Put thought into this.

Streams

DynamoDB Streams are another great features that allow you to invoke other services if items are created, updated, or deleted.

Example: forward data to ElasticSearch via Lambda!
This also allows you to manipulate or filter!

Security

DynamoDB tables are by default encrypted via KMS. You can also choose to use a customer-managed key (CMK) which you are in control of.

As with other AWS services, access is fully covered via 𝗜𝗔𝗠.

Backups

DynamoDB’s managed service and brings its own redundancy, but this does not protect you from making mistakes on your own.

That’s why you have to keep backups.

The good part: AWS makes this easy for you.

On-Demand Backups

The easiest and cheapest option is to regularly trigger on-demand backups.

Just create a Lambda function that will trigger backups on your table via AWS-SDK.

Add an EventBridge rule which invokes your function regularly.

Continuous backups via Point-In-Time-Recovery

Enabling PITR for your table will allow you to restore your table to any state within the last 35 days. It comes with additional costs.

Exporting Backups to S3

The first two options do not protect you from table drops. That’s why you should export your data to S3.

It’s also a feature directly offered by DynamoDB for PITR enabled tables. Automate this via Lambda & EventBridge rules!

Global Tables

It’s likely that you want to have your infrastructure distributed around the globe for redundancy and faster latencies.

With DynamoDB, you can have synchronized tables in different regions.

Observability

Regardless if you’re using on-demand or provisioned capacity, you should always know what’s going on: how much capacity is used, are there throttling events or spiking latencies, or is everything operating as expected?

CloudWatch offers a great set of metrics to get a glance at your tables. You’ll see:

used read capacity units
used write capacity units
throttles

You can configure alerts on throttles or if certain thresholds for RCUs/WCUs are crossed.

Third-party tools like Dashbird.io help you monitoring your DynamoDB tables as well as giving you well-architected recommendations.

This helps you to find and fix errors & anomalies.

Guides

Content is mostly inspired by The DynamoDB Guide by @alexbdebrie!
Have a look & deep dive into DynamoDB — you won’t regret it.

Alex does a great job at explaining concepts in detail.

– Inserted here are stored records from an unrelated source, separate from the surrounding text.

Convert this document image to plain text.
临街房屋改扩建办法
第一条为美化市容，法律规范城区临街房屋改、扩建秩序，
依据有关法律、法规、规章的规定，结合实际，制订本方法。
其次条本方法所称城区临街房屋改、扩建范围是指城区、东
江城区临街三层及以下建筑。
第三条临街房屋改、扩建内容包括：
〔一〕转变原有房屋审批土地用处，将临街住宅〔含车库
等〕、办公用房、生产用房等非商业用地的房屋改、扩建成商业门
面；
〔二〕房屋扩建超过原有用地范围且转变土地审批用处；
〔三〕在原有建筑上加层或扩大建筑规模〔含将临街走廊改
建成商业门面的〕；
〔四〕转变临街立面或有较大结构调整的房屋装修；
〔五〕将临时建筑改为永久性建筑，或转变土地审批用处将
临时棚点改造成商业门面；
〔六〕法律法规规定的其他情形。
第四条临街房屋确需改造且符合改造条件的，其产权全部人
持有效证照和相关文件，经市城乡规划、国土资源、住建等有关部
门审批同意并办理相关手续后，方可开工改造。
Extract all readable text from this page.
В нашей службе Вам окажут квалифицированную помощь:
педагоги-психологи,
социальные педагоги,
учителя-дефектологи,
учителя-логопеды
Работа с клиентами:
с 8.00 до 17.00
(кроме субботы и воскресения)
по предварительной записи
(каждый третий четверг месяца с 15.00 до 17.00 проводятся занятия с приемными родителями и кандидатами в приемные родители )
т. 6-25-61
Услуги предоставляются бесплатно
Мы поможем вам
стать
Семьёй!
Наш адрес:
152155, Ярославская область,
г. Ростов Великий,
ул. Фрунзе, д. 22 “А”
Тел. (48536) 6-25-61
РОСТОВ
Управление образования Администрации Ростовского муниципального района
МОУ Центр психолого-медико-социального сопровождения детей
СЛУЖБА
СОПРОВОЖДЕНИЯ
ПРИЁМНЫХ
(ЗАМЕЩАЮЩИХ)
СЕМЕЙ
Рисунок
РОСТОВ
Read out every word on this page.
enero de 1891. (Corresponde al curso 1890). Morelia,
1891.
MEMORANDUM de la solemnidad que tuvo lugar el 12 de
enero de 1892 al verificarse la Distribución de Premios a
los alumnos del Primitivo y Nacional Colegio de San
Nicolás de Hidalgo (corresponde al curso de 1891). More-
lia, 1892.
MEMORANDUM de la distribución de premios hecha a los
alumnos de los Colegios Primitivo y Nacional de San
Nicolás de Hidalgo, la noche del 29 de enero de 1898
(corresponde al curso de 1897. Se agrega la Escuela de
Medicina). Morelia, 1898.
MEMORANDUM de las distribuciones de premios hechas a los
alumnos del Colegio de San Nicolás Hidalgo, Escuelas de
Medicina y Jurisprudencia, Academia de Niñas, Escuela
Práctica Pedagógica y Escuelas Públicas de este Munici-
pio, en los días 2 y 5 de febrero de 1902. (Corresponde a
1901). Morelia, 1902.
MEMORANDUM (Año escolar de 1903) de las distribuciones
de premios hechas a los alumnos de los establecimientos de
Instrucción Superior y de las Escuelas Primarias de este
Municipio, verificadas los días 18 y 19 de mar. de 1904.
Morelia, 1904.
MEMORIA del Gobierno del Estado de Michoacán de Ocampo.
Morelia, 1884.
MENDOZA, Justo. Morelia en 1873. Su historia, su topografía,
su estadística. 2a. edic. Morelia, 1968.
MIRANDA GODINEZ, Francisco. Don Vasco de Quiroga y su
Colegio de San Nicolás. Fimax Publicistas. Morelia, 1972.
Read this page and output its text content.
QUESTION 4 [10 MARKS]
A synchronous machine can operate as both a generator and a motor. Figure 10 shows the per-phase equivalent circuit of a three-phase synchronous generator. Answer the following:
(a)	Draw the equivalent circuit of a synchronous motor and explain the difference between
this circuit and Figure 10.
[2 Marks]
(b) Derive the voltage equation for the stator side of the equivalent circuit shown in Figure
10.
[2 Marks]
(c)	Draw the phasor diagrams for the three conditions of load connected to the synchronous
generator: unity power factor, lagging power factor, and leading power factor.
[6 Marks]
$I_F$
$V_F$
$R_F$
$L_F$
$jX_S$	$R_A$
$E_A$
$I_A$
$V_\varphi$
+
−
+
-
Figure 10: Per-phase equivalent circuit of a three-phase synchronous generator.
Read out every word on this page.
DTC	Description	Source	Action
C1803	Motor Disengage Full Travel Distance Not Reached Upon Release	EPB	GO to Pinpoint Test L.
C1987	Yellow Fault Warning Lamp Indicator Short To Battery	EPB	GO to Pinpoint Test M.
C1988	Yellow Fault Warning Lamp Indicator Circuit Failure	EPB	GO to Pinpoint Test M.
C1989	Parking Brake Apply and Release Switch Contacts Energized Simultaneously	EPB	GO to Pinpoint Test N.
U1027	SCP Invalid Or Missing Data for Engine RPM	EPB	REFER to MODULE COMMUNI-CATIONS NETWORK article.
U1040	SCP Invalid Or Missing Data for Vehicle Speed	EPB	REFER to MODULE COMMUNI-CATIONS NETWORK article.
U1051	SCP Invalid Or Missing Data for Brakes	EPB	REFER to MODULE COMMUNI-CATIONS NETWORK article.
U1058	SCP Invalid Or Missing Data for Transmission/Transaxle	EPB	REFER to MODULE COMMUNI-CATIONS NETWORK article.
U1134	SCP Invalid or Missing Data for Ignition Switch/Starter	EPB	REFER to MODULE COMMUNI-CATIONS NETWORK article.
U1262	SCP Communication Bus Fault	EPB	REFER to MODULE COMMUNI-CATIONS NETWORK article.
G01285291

It doesn’t end here! There’s a lot more to learn

My recommended resource for working with DynamoDB in a professional context: The DynamoDB Book — also by @alexbdebrie

Likely, it will save you a lot more money than it costs 🙌

Bonus: DynamoDB’s Whitepaper

Even if you’re not into reading papers, that one is worth reading anyway.
If you got some spare time, take a look.

Final thoughts

I’ve designed and built various microservice architectures with DynamoDB as its core database and never ran into any issues. It’s a highly available, fully-managed database that can be trusted in every way.

There only important thing is that you’re aware of its peculiarities and your access pattern so that you can structure your data correctly.

Thank you for reading & I hope you’ve learned something new or I’ve got you hooked about DynamoDB.